La ville du Havre, où le couvre-feu est imposé la nuit pour les jeunes, n'a pas été épargnée par les violences urbaines malgré les dizaines de millions d'euros engagés pour "requalifier" ses quartiers déshérités.
Au milieu d'une cour d'immeubles des quartiers nord, datant des années 1960, deux voitures calcinées, vestiges d'une nuit agitée, n'ont pas encore été enlevées. A quelques centaines de mètres, s'élèvent des petits immeubles et des pavillons flambant neufs qui ont remplacé d'anciennes tours démolies.
Ce contraste illustre la situation havraise où les frustrations sociales n'ont pas disparu, malgré un début de changement de la physionomie des quartiers. "Quelque 340 millions d'euros sont programmés sur la période 2000-08 dont 140 millions déjà engagés, que ce soit au titre du Grand projet de ville (GPV) ou de l'Agence nationale de la rénovation urbaine (ANRU)", explique Agathe Cahierre, maire adjointe UMP chargée de la politique de la ville.
Dans un périmètre comprenant 20.000 habitants, 480 logements ont déjà été démolis et reconstruits et le programme en prévoit quatre fois plus d'ici 2008. "La règle de l'ANRU est celle du +un pour un+, c'est-à-dire que pour un logement détruit un autre doit être reconstruit", affirme Agathe Cahierre.
La gauche ne conteste pas l'ampleur de l'effort engagé mais souligne qu'il n'a en rien résolu le problème "numéro un", à ses yeux l'emploi, et que dans certaines cages d'escalier 40% des jeunes restent au chômage. "Personne ne peut regretter la démolition de tours invivables mais en faisant cela on ne fait qu'une partie du chemin.
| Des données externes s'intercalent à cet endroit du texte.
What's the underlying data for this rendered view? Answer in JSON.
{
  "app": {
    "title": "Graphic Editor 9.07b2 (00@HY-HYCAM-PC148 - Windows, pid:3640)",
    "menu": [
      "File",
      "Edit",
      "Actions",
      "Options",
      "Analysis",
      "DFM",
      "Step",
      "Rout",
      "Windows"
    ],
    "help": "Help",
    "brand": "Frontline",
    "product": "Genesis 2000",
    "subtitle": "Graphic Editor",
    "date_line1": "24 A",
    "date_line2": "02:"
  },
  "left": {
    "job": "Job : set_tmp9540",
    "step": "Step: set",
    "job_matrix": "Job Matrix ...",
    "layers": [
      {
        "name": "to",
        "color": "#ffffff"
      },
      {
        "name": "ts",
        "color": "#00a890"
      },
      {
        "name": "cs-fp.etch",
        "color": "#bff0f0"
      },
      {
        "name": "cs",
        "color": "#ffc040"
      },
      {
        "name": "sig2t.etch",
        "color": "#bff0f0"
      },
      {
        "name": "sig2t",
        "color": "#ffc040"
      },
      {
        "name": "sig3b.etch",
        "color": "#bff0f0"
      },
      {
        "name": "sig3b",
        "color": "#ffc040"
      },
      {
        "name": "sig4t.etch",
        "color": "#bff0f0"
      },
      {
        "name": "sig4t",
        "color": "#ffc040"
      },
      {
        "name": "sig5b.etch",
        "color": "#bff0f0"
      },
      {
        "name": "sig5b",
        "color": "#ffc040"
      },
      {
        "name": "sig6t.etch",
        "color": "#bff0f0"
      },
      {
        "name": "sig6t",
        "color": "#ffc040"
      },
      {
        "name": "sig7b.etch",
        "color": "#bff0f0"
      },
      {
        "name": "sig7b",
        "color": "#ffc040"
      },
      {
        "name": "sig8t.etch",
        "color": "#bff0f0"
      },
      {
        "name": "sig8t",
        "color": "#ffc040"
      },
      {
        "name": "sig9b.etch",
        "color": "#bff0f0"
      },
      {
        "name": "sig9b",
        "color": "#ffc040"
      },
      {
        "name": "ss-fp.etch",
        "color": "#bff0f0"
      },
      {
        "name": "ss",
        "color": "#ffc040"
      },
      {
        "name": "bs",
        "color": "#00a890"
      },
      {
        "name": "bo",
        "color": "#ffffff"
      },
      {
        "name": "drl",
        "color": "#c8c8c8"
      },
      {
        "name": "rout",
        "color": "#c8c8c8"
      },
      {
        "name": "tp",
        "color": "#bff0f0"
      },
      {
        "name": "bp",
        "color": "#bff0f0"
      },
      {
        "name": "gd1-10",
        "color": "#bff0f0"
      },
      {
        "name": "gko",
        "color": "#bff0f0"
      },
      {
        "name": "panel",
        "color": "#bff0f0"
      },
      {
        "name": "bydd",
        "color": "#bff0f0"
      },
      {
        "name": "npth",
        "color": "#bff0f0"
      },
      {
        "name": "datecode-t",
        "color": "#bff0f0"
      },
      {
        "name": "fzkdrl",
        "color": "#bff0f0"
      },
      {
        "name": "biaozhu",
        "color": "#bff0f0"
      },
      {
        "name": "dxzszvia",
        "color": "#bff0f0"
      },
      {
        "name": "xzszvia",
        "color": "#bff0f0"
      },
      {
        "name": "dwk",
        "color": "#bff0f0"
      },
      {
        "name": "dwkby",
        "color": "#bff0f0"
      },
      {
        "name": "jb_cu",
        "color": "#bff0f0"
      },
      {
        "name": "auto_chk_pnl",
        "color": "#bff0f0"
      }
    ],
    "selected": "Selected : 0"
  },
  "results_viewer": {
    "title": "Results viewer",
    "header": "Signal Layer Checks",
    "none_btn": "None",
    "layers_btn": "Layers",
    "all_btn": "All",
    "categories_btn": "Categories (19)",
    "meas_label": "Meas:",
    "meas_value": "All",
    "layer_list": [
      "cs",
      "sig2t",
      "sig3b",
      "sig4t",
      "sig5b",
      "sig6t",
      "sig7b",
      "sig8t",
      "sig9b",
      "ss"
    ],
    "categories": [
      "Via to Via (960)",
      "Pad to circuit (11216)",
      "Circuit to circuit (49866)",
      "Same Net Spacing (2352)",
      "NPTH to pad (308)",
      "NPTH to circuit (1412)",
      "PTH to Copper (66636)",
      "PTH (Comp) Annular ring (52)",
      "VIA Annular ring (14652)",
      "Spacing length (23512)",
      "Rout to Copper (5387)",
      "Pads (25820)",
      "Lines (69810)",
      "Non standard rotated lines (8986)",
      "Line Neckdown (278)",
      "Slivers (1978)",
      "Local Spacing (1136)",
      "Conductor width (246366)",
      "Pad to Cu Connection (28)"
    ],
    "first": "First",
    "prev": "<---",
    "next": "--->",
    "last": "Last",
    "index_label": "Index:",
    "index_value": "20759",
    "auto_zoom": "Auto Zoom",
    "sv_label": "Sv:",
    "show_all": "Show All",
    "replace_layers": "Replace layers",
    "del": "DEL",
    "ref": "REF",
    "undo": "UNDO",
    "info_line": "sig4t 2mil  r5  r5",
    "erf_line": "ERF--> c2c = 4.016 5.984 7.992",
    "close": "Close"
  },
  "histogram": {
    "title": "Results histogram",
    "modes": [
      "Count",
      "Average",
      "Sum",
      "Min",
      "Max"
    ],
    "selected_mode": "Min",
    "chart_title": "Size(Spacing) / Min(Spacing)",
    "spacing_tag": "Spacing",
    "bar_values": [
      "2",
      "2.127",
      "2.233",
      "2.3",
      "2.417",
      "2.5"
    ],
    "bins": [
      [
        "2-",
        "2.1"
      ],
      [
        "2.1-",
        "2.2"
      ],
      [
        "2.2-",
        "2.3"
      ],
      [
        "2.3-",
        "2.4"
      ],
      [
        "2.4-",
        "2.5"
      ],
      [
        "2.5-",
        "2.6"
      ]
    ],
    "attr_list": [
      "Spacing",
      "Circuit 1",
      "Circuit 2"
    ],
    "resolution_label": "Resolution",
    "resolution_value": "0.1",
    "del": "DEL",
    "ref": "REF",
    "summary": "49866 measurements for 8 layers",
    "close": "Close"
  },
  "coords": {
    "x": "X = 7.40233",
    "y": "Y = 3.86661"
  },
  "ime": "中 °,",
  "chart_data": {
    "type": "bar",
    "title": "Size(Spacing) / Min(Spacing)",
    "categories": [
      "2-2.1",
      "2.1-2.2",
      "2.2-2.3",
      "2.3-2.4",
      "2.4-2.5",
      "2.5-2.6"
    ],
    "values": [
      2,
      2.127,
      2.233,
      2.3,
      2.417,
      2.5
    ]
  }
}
Ce qu'il faut aussi, c'est du travail et moins de précarité", déclare ainsi le député de ces quartiers, Daniel Paul (PCF).
Celui-ci se montre sceptique sur le bilan de la zone franche mise en place en 1997 et qui a permis de créer 350 emplois, dont seulement la moitié pourvue par des habitants de ces quartiers. Agathe Cahierre reconnaît que ces chiffres sont "relativement modestes", d'autant que la plus importante entreprise créée - un centre d'appels - a depuis déménagé pour assurer son développement ailleurs.
Elle estime qu'il faut aujourd'hui inverser la manière d'appréhender le problème. "Il faut partir des offres d'emplois non satisfaites, qui sont 4.500 dans la zone d'emploi du Havre, et les mettre en face des 12.000 demandeurs d'emploi", selon elle.
De son côté, Redouane Tamer, directeur de l'association Trait d'union qui rayonne sur le quartier du Mont-Gaillard, estime qu'il faut "mener de front" l'intervention sur le bâti et ce travail sur l'emploi. Il souligne en particulier que les associations oeuvrant en ce sens ont besoin d'être assurées de leurs subventions pour pouvoir travailler dans la durée. "Les choses se sont améliorées pour nous mais je n'oublie pas que la suppression des emplois-jeunes en 2003 a failli nous être fatal", affirme-t-il.
Tous conviennent que le règlement du problème se comptera en années, voire en dizaines d'années et que, en attendant, ces quartiers resteront une poudrière. "Nous n'avons pas été si touchés ces derniers jours mais nous ne sommes toujours pas à l'abri de faits graves qui peuvent survenir soudainement de manière imprévisible", prévient Redouane Tamer.